The last work on the disc is Into the Deep, the composer’s final work for orchestra, written in the year he was told his cancer was terminal. It is based around Christ’s words in Luke, chapter five, and verse five, where he urges his disciples, who have caught nothing fishing, to ‘Launch out into the deep.’ They do so and the nets come back full. Stevens sees this as a “call to adventure and exploration” and the work is a mini concerto for orchestra. There are many solo passages for often neglected instruments: the bassoon, contrabassoon, bass clarinet, double-bass, tuba all get a chance to shine. There are also demanding parts for the first horn and the piano. It is a fascinating work which quite clearly shows the composer’s gift for brilliant orchestration. It holds many surprises in its fifteen-minute duration, not least more microtonal writing, notably here at the beginning in the strings and later for the three trombones. I did not quite hear the link to St Luke but as pure music it works very well.

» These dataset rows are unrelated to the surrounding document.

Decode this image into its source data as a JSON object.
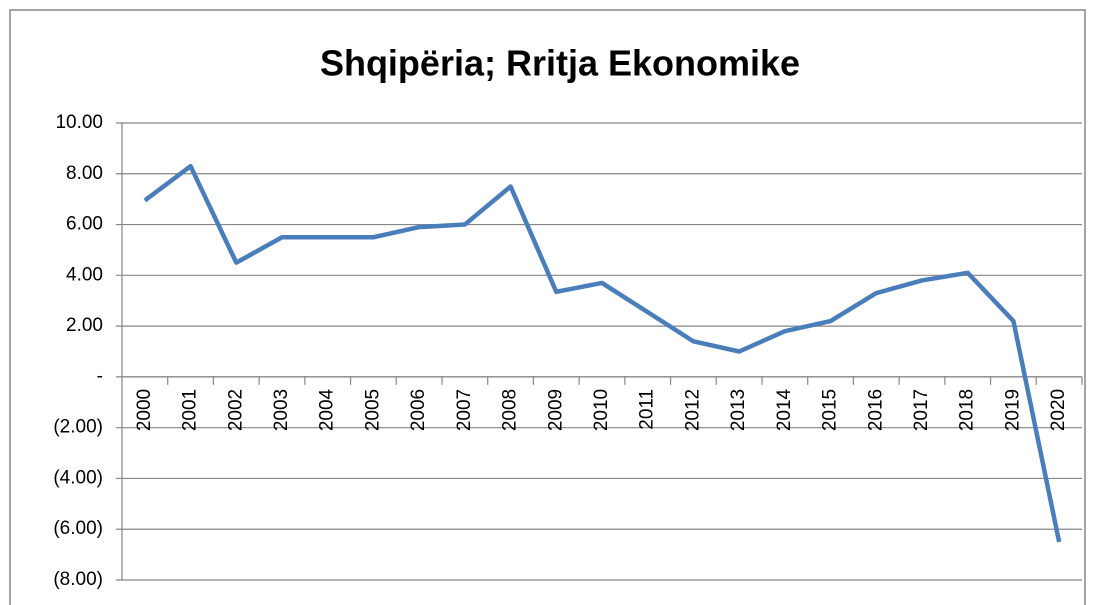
{
  "chart_data": {
    "type": "line",
    "title": "Shqipëria; Rritja Ekonomike",
    "categories": [
      "2000",
      "2001",
      "2002",
      "2003",
      "2004",
      "2005",
      "2006",
      "2007",
      "2008",
      "2009",
      "2010",
      "2011",
      "2012",
      "2013",
      "2014",
      "2015",
      "2016",
      "2017",
      "2018",
      "2019",
      "2020"
    ],
    "series": [
      {
        "color": "#4a7ebb",
        "values": [
          6.95,
          8.3,
          4.5,
          5.5,
          5.5,
          5.5,
          5.9,
          6.0,
          7.5,
          3.35,
          3.7,
          2.55,
          1.4,
          1.0,
          1.8,
          2.2,
          3.3,
          3.8,
          4.1,
          2.2,
          -6.5
        ]
      }
    ],
    "ylim": [
      -8,
      10
    ],
    "yticks": [
      {
        "value": -8,
        "label": "(8.00)"
      },
      {
        "value": -6,
        "label": "(6.00)"
      },
      {
        "value": -4,
        "label": "(4.00)"
      },
      {
        "value": -2,
        "label": "(2.00)"
      },
      {
        "value": 0,
        "label": "-"
      },
      {
        "value": 2,
        "label": "2.00"
      },
      {
        "value": 4,
        "label": "4.00"
      },
      {
        "value": 6,
        "label": "6.00"
      },
      {
        "value": 8,
        "label": "8.00"
      },
      {
        "value": 10,
        "label": "10.00"
      }
    ],
    "grid": true
  }
}
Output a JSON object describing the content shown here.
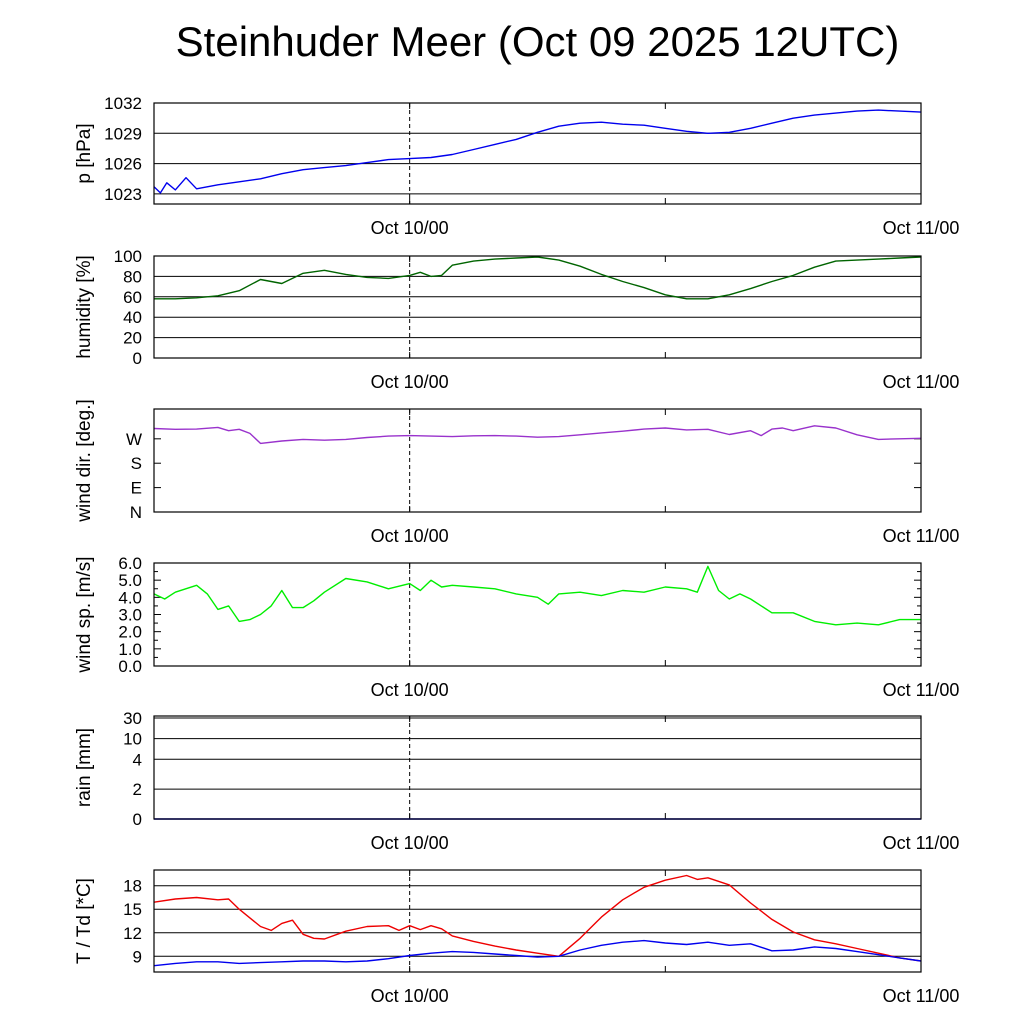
{
  "title": "Steinhuder Meer (Oct 09 2025 12UTC)",
  "time_axis": {
    "start": "Oct 09 12UTC",
    "end": "Oct 11 00UTC",
    "tick_labels": [
      "Oct 10/00",
      "Oct 11/00"
    ],
    "tick_hours": [
      12,
      36
    ],
    "minor_tick_hours": [
      24
    ],
    "vline_hour": 12
  },
  "chart_data": [
    {
      "type": "line",
      "ylabel": "p [hPa]",
      "ylim": [
        1022,
        1032
      ],
      "yticks": [
        1023,
        1026,
        1029,
        1032
      ],
      "ytick_labels": [
        "1023",
        "1026",
        "1029",
        "1032"
      ],
      "grid": true,
      "series": [
        {
          "color": "#0000ee",
          "x": [
            0,
            0.3,
            0.6,
            1.0,
            1.5,
            2,
            3,
            4,
            5,
            6,
            7,
            8,
            9,
            10,
            11,
            12,
            13,
            14,
            15,
            16,
            17,
            18,
            19,
            20,
            21,
            22,
            23,
            24,
            25,
            26,
            27,
            28,
            29,
            30,
            31,
            32,
            33,
            34,
            35,
            36
          ],
          "y": [
            1023.7,
            1023.1,
            1024.1,
            1023.4,
            1024.6,
            1023.5,
            1023.9,
            1024.2,
            1024.5,
            1025.0,
            1025.4,
            1025.6,
            1025.8,
            1026.1,
            1026.4,
            1026.5,
            1026.6,
            1026.9,
            1027.4,
            1027.9,
            1028.4,
            1029.1,
            1029.7,
            1030.0,
            1030.1,
            1029.9,
            1029.8,
            1029.5,
            1029.2,
            1029.0,
            1029.1,
            1029.5,
            1030.0,
            1030.5,
            1030.8,
            1031.0,
            1031.2,
            1031.3,
            1031.2,
            1031.1
          ]
        }
      ]
    },
    {
      "type": "line",
      "ylabel": "humidity [%]",
      "ylim": [
        0,
        100
      ],
      "yticks": [
        0,
        20,
        40,
        60,
        80,
        100
      ],
      "ytick_labels": [
        "0",
        "20",
        "40",
        "60",
        "80",
        "100"
      ],
      "grid": true,
      "series": [
        {
          "color": "#006400",
          "x": [
            0,
            1,
            2,
            3,
            4,
            5,
            6,
            7,
            8,
            9,
            10,
            11,
            12,
            12.5,
            13,
            13.5,
            14,
            15,
            16,
            17,
            18,
            19,
            20,
            21,
            22,
            23,
            24,
            25,
            26,
            27,
            28,
            29,
            30,
            31,
            32,
            33,
            34,
            35,
            36
          ],
          "y": [
            58,
            58,
            59,
            61,
            66,
            77,
            73,
            83,
            86,
            82,
            79,
            78,
            81,
            84,
            80,
            81,
            91,
            95,
            97,
            98,
            99,
            96,
            90,
            82,
            75,
            69,
            62,
            58,
            58,
            62,
            68,
            75,
            81,
            89,
            95,
            96,
            97,
            98,
            99
          ]
        }
      ]
    },
    {
      "type": "line",
      "ylabel": "wind dir. [deg.]",
      "ylim": [
        0,
        380
      ],
      "yticks": [
        0,
        90,
        180,
        270
      ],
      "ytick_labels": [
        "N",
        "E",
        "S",
        "W"
      ],
      "grid": false,
      "series": [
        {
          "color": "#9932cc",
          "x": [
            0,
            1,
            2,
            3,
            3.5,
            4,
            4.5,
            5,
            6,
            7,
            8,
            9,
            10,
            11,
            12,
            13,
            14,
            15,
            16,
            17,
            18,
            19,
            20,
            21,
            22,
            23,
            24,
            25,
            26,
            27,
            28,
            28.5,
            29,
            29.5,
            30,
            31,
            32,
            33,
            34,
            35,
            36
          ],
          "y": [
            308,
            305,
            306,
            312,
            300,
            305,
            290,
            253,
            262,
            268,
            265,
            268,
            275,
            280,
            282,
            280,
            278,
            281,
            282,
            280,
            276,
            278,
            285,
            292,
            298,
            306,
            310,
            303,
            305,
            286,
            300,
            282,
            306,
            310,
            300,
            318,
            310,
            285,
            268,
            270,
            272
          ]
        }
      ]
    },
    {
      "type": "line",
      "ylabel": "wind sp. [m/s]",
      "ylim": [
        0,
        6
      ],
      "yticks": [
        0.0,
        1.0,
        2.0,
        3.0,
        4.0,
        5.0,
        6.0
      ],
      "ytick_labels": [
        "0.0",
        "1.0",
        "2.0",
        "3.0",
        "4.0",
        "5.0",
        "6.0"
      ],
      "grid": false,
      "series": [
        {
          "color": "#00ee00",
          "x": [
            0,
            0.5,
            1,
            2,
            2.5,
            3,
            3.5,
            4,
            4.5,
            5,
            5.5,
            6,
            6.5,
            7,
            7.5,
            8,
            9,
            10,
            11,
            12,
            12.5,
            13,
            13.5,
            14,
            15,
            16,
            17,
            18,
            18.5,
            19,
            20,
            21,
            22,
            23,
            24,
            25,
            25.5,
            26,
            26.5,
            27,
            27.5,
            28,
            29,
            30,
            31,
            32,
            33,
            34,
            35,
            36
          ],
          "y": [
            4.2,
            3.9,
            4.3,
            4.7,
            4.2,
            3.3,
            3.5,
            2.6,
            2.7,
            3.0,
            3.5,
            4.4,
            3.4,
            3.4,
            3.8,
            4.3,
            5.1,
            4.9,
            4.5,
            4.8,
            4.4,
            5.0,
            4.6,
            4.7,
            4.6,
            4.5,
            4.2,
            4.0,
            3.6,
            4.2,
            4.3,
            4.1,
            4.4,
            4.3,
            4.6,
            4.5,
            4.3,
            5.8,
            4.4,
            3.9,
            4.2,
            3.9,
            3.1,
            3.1,
            2.6,
            2.4,
            2.5,
            2.4,
            2.7,
            2.7
          ]
        }
      ]
    },
    {
      "type": "line",
      "ylabel": "rain [mm]",
      "ylim": [
        0,
        30
      ],
      "yticks": [
        0,
        2,
        4,
        10,
        30
      ],
      "ytick_labels": [
        "0",
        "2",
        "4",
        "10",
        "30"
      ],
      "grid": true,
      "series": [
        {
          "color": "#0000ee",
          "x": [
            0,
            36
          ],
          "y": [
            0,
            0
          ]
        }
      ]
    },
    {
      "type": "line",
      "ylabel": "T / Td [*C]",
      "ylim": [
        7,
        20
      ],
      "yticks": [
        9,
        12,
        15,
        18
      ],
      "ytick_labels": [
        "9",
        "12",
        "15",
        "18"
      ],
      "grid": true,
      "series": [
        {
          "color": "#ee0000",
          "x": [
            0,
            1,
            2,
            3,
            3.5,
            4,
            4.5,
            5,
            5.5,
            6,
            6.5,
            7,
            7.5,
            8,
            9,
            10,
            11,
            11.5,
            12,
            12.5,
            13,
            13.5,
            14,
            15,
            16,
            17,
            18,
            19,
            20,
            21,
            22,
            23,
            24,
            25,
            25.5,
            26,
            27,
            28,
            29,
            30,
            31,
            32,
            33,
            34,
            35,
            36
          ],
          "y": [
            15.9,
            16.3,
            16.5,
            16.2,
            16.3,
            15.0,
            13.9,
            12.8,
            12.3,
            13.2,
            13.6,
            11.8,
            11.3,
            11.2,
            12.2,
            12.8,
            12.9,
            12.3,
            12.9,
            12.4,
            12.9,
            12.5,
            11.6,
            10.9,
            10.3,
            9.8,
            9.4,
            9.0,
            11.3,
            14.0,
            16.2,
            17.8,
            18.7,
            19.3,
            18.8,
            19.0,
            18.1,
            15.8,
            13.7,
            12.1,
            11.1,
            10.6,
            10.0,
            9.4,
            8.8,
            8.4
          ]
        },
        {
          "color": "#0000ee",
          "x": [
            0,
            1,
            2,
            3,
            4,
            5,
            6,
            7,
            8,
            9,
            10,
            11,
            12,
            13,
            14,
            15,
            16,
            17,
            18,
            19,
            20,
            21,
            22,
            23,
            24,
            25,
            26,
            27,
            28,
            29,
            30,
            31,
            32,
            33,
            34,
            35,
            36
          ],
          "y": [
            7.8,
            8.1,
            8.3,
            8.3,
            8.1,
            8.2,
            8.3,
            8.4,
            8.4,
            8.3,
            8.4,
            8.7,
            9.1,
            9.4,
            9.6,
            9.5,
            9.3,
            9.1,
            8.9,
            9.0,
            9.8,
            10.4,
            10.8,
            11.0,
            10.7,
            10.5,
            10.8,
            10.4,
            10.6,
            9.7,
            9.8,
            10.2,
            10.0,
            9.6,
            9.2,
            8.8,
            8.4
          ]
        }
      ]
    }
  ]
}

Paul Mann and the RSNO recorded all three discs of Stevens’ music in one week. That was a tremendous achievement, as it is far from easy, and its quixotic nature cannot have been easy to get into. In ensemble, they have a wonderfully rich tone and in the many solos in the different works the players show themselves to be virtuosi of the first order.

The disc and booklet are produced to Toccata’s usual high standard. The programme notes by the composer are illuminatingly clear and free from musical jargon. While I could not hear the literary connection in the final work, whether in music or words Dr. Stevens seems to have wanted to communicate as clearly as possible. In the concerto, he has managed to write a work that is a major addition to the repertoire and one that I hope will have at least some outings in the concert hall.